It’s easy to see why Barbara Walters named billionaire Elon Musk one of 2014’s most fascinating people.

In the waning days of his 2014 re-election campaign, Gov. Andrew Cuomo turned to Musk to bail him out of a $1 billion economic development deal that was going down in flames — and could very well take Cuomo’s political ambitions with it.

Cuomo already had done Musk a favor, successfully working with the state legislature to grandfather in five service centers owned by Musk’s Tesla Motors when a bill was in the works to outlaw car sales that take place outside of traditional dealerships.

The legislative director for Cuomo’s dad, former Gov. Mario Cuomo, helped Tesla’s lobbying efforts.

Months later, Cuomo and Musk were together again, this time to announce that Musk would move another high-tech firm, SolarCity, into beleaguered Buffalo, N.Y.

That news did more than support Cuomo’s claim that he would make New York business-friendly. And It did more than make Cuomo look technologically savvy.

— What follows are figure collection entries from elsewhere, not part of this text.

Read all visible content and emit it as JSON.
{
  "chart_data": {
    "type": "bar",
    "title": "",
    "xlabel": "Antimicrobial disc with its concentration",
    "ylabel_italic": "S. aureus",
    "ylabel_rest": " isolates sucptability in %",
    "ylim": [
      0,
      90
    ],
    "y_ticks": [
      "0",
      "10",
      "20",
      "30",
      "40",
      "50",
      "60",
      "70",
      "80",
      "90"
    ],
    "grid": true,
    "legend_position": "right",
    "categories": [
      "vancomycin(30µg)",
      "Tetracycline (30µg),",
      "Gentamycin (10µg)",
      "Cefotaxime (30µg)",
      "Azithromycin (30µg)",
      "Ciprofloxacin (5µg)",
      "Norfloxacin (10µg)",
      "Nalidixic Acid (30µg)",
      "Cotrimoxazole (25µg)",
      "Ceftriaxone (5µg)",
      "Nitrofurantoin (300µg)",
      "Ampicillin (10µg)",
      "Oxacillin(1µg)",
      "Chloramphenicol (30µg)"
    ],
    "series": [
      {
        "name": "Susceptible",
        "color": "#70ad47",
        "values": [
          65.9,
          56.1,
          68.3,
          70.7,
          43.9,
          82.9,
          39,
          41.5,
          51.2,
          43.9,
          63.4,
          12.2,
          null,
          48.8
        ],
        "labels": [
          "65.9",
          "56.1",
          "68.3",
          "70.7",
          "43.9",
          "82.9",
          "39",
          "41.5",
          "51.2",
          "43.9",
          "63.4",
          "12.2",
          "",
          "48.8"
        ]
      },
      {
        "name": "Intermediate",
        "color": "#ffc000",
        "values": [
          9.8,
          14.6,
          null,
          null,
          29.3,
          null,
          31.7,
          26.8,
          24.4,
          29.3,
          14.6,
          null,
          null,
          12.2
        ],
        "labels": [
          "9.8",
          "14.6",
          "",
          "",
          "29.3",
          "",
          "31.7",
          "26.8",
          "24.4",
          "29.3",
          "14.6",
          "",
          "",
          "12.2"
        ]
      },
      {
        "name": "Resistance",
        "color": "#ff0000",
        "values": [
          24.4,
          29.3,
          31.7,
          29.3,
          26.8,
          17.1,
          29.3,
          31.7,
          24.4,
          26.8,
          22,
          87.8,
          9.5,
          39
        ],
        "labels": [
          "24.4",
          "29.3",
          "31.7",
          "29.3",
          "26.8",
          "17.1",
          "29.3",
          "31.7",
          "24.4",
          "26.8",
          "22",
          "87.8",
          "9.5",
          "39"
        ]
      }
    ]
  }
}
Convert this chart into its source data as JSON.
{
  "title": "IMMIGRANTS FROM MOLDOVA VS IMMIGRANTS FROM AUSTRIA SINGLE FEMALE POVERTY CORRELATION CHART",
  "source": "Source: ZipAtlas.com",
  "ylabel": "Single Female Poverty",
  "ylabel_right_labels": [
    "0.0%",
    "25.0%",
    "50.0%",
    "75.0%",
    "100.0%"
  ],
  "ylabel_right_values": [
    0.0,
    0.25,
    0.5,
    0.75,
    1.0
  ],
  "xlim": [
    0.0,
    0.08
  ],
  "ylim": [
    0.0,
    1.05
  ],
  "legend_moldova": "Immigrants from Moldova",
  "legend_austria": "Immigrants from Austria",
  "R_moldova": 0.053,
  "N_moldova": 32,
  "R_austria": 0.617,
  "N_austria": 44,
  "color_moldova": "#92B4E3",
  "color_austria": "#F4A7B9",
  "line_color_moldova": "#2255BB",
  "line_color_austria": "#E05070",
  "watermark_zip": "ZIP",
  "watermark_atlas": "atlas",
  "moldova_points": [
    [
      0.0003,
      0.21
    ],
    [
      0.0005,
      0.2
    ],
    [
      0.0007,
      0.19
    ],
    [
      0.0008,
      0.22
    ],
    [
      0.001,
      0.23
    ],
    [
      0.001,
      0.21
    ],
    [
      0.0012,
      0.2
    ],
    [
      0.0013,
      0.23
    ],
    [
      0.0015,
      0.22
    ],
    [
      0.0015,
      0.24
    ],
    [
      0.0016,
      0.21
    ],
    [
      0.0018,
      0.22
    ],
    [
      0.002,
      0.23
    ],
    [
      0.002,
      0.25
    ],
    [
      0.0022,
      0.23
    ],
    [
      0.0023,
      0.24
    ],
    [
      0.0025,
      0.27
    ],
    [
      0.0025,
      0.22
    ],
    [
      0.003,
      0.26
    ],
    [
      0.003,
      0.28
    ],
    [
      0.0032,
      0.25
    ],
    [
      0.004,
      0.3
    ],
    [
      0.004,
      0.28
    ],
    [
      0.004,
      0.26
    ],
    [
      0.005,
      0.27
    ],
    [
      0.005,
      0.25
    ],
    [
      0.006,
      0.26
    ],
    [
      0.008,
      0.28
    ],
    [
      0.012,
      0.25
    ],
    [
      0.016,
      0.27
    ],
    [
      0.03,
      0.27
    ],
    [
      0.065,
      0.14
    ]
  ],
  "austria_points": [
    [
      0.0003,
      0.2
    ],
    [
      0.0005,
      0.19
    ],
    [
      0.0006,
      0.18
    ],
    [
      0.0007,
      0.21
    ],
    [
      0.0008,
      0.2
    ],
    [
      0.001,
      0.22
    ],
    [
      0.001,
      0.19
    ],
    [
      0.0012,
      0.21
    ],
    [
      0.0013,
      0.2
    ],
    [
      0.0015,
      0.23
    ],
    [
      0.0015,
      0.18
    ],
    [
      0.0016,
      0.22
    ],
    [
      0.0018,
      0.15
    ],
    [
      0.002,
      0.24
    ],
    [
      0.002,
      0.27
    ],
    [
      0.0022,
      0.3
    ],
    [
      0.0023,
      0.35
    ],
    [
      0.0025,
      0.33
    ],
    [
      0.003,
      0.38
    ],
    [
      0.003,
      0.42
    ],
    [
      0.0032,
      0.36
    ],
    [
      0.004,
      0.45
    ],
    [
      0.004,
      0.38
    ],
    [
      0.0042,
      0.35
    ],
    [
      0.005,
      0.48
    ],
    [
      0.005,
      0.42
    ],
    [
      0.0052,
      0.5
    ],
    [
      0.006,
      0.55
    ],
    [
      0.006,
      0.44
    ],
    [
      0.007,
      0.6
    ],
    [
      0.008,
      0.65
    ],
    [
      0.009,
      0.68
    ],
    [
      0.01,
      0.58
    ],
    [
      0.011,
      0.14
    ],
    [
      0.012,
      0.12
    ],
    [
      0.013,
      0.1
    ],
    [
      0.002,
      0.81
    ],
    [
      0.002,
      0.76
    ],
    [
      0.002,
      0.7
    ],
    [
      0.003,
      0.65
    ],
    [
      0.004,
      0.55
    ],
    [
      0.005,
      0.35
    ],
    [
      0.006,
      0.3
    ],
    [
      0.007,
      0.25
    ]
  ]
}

It rescued Cuomo from a high-profile disaster that began when he promised Buffalo voters — who had voted overwhelmingly for his opponent in the 2010 election — that he single-handedly could halt their city’s decline.

In the end, Cuomo won re-election this year, Musk’s SolarCity got a $750-million factory for $1 a year in rent. And New York residents? They’ll pay the bill.

“It just shows that Elon Musk knows how to operate politically to get major grants,” said Ed Cox, son-in-law of President Nixon and chairman of the New York Republican State Committee. “He is an absolute pro at getting political money.”

Once a thriving city, Buffalo is the second most populous in the state, but residents have been moving out, driven by a decades-long industrial slowdown. About a third of the area’s residents live below poverty.

“Four years ago, Cuomo lost big in Buffalo; he knew that was where he was vulnerable,” said Cox. Since the 2010 election, Cox said, Cuomo “has pampered Buffalo and showered it with projects.”